Food and drinks giant PepsiCo says it has suspended sourcing palm oil from Indonesia's second largest supplier, AAL, which has been accused of environmental and human rights violations.
According to an investigation by Friends of the Earth, palm oil producer Astra Agro Lestari (AAL) forcibly took communities’ land without consent across Indonesia, criminalised growers, and illegally occupied Indonesia’s protected forest zone.
In response to the allegations, PepsiCo, which owns brands including Pepsi and Walkers, said it had suspended sourcing from five mills thought to be linked to AAL.
The move follows the likes of Hershey’s, Nestle, and Procter & Gamble – which all cut ties with the supplier in November last year.
AAL is the second largest palm oil supplier in Indonesia, which is the biggest palm oil producing country in the world. Friends of the Earth claimed that consumer goods giants Mondelez, Kellogg’s and Unilever have continued to use AAL’s palm oil in their supply chains.
Friends of the Earth US senior forests and lands campaigner, Gaurav Madan, said: “It’s unacceptable for the world’s leading brands to pay lip service to sustainability while continuing to source conflict palm oil from AAL and other destructive suppliers.
“They must immediately catalyse a just transition away from industrial agribusiness, which is abetting deforestation, land grabbing, and an epidemic of violence against indigenous peoples and frontline communities.
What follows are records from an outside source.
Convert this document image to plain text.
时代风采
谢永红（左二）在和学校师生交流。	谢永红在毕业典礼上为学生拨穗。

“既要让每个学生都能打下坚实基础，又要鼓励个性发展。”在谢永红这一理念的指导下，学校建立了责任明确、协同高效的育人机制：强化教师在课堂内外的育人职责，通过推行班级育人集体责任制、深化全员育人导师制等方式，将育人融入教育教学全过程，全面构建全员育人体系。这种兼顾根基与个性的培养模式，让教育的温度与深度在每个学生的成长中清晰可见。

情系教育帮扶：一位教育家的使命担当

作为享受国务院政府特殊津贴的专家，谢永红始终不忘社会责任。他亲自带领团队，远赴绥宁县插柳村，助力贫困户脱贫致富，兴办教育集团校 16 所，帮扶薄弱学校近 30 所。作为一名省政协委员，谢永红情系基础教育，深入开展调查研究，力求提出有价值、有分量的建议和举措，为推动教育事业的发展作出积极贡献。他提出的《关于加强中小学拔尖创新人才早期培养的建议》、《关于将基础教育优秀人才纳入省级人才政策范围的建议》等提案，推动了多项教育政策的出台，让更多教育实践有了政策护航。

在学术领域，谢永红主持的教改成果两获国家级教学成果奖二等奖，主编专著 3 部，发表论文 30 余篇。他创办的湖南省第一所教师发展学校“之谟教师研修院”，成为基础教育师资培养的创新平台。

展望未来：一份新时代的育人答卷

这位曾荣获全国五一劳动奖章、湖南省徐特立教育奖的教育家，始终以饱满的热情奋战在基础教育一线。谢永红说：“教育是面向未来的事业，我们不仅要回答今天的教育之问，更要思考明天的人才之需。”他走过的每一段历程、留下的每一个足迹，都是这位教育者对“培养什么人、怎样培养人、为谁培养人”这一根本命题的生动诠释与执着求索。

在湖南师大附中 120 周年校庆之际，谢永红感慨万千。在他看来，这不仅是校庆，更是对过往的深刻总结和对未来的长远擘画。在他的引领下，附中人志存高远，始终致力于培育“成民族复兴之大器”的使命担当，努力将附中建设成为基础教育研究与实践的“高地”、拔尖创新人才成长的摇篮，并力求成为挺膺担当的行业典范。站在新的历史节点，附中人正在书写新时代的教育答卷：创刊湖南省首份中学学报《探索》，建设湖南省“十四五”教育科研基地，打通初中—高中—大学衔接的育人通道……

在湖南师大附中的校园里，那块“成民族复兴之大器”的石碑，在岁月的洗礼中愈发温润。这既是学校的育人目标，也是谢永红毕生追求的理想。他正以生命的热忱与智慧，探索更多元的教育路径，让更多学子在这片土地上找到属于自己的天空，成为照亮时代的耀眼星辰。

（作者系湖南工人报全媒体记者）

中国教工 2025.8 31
If companies and investors want to be on the right side of history, they should suspend all business with AAL.”
PepsiCo told Supply Management it is engaging with its suppliers that source from AAL, and has asked them to suspend buying from mills identified as having potential links to the allegations.
The Indonesian Forum for Environment campaigner, Uli Arta Siagian, said AAL should now provide compensation for loss of livelihoods, clear the names of those who have been “unjustly criminalised", and issue an apology for the alleged abuses.
Arta Siagian said: “Consumer goods companies continue to make billions of dollars of profits sourcing palm oil from companies that terrorise farmers and communities. They must use their global platforms and brand recognition to demand AAL remedies the harm it’s done.”
Responding to Friends of the Earth’s accusations, a spokesperson for AAL said: “We acknowledge we need to do more. We will work intensively with multi-stakeholders – especially the relevant government agencies and community representatives – to resolve any remaining issues.
“We are also open to further discussion and collaborations with third parties to arrive at mutually agreeable solutions to these and any other matters.”